Thanks to the quick development of technology and the willingness of angel investors, a simple idea can now evolve to a full-blown startup company. One moment, you’re in a garage or a dorm room tinkering on your laptop with your best friend or roommate, powered by nothing more than your dreams. Then, after a lot of hard work, some luck, and a few years later, you find yourself managing a promising business that has the potential to go places. Your ambition has grown bigger, too – you want to give Mark Zuckerberg a run for his money, land a spot in Forbes’ list of The World’s Billionaires, and most importantly, change people’s lives for the better through your startup’s success.

It’s at this stage that you realize you and your fellow co-founders can’t do it alone, not when there’s so much at stake and so many others depending on you. Running a successful startup takes more than making a good product or delivering excellent service. You’ll need the direction and guidance only a solid board of directors can give. But the question is, how do you select the members of your board?
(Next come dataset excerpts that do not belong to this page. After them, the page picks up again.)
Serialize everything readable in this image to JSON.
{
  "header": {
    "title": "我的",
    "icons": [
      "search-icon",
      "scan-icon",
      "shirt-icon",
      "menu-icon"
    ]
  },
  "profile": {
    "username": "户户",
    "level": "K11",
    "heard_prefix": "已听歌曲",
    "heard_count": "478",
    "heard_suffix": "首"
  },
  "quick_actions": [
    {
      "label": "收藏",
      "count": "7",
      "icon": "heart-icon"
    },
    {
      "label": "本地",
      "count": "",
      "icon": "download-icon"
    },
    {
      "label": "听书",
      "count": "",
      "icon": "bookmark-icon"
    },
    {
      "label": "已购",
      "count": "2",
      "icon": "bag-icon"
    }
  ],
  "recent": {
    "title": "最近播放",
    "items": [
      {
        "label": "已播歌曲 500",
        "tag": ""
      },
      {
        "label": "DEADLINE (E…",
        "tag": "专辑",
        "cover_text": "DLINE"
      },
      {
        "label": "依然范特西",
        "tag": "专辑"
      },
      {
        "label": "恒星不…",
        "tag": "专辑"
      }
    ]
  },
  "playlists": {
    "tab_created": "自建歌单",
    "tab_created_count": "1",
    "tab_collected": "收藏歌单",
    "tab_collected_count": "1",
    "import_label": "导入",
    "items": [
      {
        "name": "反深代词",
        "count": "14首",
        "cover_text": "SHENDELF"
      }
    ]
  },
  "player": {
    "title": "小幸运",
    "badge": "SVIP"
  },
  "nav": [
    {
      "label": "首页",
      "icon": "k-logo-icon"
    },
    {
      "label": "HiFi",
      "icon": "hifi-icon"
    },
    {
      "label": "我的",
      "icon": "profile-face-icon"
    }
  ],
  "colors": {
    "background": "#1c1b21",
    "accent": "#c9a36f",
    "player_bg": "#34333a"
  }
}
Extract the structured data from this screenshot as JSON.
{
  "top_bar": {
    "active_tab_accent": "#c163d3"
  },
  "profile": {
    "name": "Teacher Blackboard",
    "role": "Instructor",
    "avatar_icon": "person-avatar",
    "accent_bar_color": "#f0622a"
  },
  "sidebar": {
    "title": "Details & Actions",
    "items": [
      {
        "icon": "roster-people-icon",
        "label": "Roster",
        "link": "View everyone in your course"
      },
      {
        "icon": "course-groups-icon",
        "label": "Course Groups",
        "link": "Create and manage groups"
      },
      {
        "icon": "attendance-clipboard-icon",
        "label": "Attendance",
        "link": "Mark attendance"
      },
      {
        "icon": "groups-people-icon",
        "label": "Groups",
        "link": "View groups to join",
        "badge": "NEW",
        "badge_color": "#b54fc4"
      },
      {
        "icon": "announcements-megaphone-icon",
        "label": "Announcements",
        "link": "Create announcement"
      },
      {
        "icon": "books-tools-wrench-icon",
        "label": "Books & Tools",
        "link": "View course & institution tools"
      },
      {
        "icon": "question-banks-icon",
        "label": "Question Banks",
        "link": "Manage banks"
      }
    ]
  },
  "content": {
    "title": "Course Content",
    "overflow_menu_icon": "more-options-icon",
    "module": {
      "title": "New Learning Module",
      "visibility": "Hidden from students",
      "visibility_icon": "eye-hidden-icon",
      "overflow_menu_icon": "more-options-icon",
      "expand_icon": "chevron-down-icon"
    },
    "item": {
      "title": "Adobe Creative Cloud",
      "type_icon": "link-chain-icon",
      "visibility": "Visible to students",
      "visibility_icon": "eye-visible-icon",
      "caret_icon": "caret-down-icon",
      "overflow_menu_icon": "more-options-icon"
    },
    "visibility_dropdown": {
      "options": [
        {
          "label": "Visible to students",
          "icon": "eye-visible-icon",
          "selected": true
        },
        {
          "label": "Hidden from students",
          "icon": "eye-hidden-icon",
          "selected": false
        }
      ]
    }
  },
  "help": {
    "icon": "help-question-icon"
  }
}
Ultimately, only you and your fellow co-founders will know what’s best for your startup, but here are some considerations to keep in mind:

1. Presence

No matter how insightful and wise someone is, they’re useless as a board member if they hardly show up. Choose board members who will be able to attend most board meetings, whether physically or virtually. Distance shouldn’t be an issue when there are board portal solutions like Boardbooks, BoardVantage, BoardPad, and Convene that allow board members to access relevant meeting documents and collaborate with their fellow board members on their iPad, iPhone, or Android device.

2. Interest

Pick board members who are genuinely interested in your startup. Usually, they’re people whose businesses are aligned with yours. They ask questions, do their research, and talk to you about how your startup works. They treat being a board member as an opportunity to learn new things, and not as a job they’re forced to put up with.

3. Independence

Your board should remain objective when making decisions, so avoid selecting board members over whom you have control, and whose actions you can influence. You want your board to make the right choices for your startup in the most critical situations, even if it means going against your wishes.

4. Experience

CEOs with years of significant experience in companies similar to yours can use their knowledge to steer your startup in the right direction. They’ve already been to where you want your startup to be, so you can trust them to know exactly what they’re doing. You’ll also learn a lot from them in the process.

5. Technical know-how

Running board meetings are changing fast in the face of technology. Before, board meetings were done in the boardroom, and board members had to travel from various locations just to be able to attend. But now, they can join meetings remotely with the help of several solutions which include board portals. Thus, select board members who embrace technology. This will lead to more flexible terms for your board meetings.

6. Loyalty

Scott Kurnit, a veteran entrepreneur and board member, says that you should put your best friend on your board. They may lack in industry knowledge, but you know you can trust them with your life – and consequently, your startup. You know that they will make choices with your best interests at heart. If you don’t feel like mixing business with friendship, you still have to make sure to pick members who are loyal enough to your startup to earn your trust.

7. Harmony

Diversity in boards offers a better perspective, but it can also lead to more conflicts in opinion. But you shouldn’t worry about such conflicts if your board members are open-minded enough to agree to disagree. Make sure that your board members get along well enough with each other. They don’t have to be friends, but they need to have a good working relationship with one another at the very least to prevent professional differences from turning to personal issues.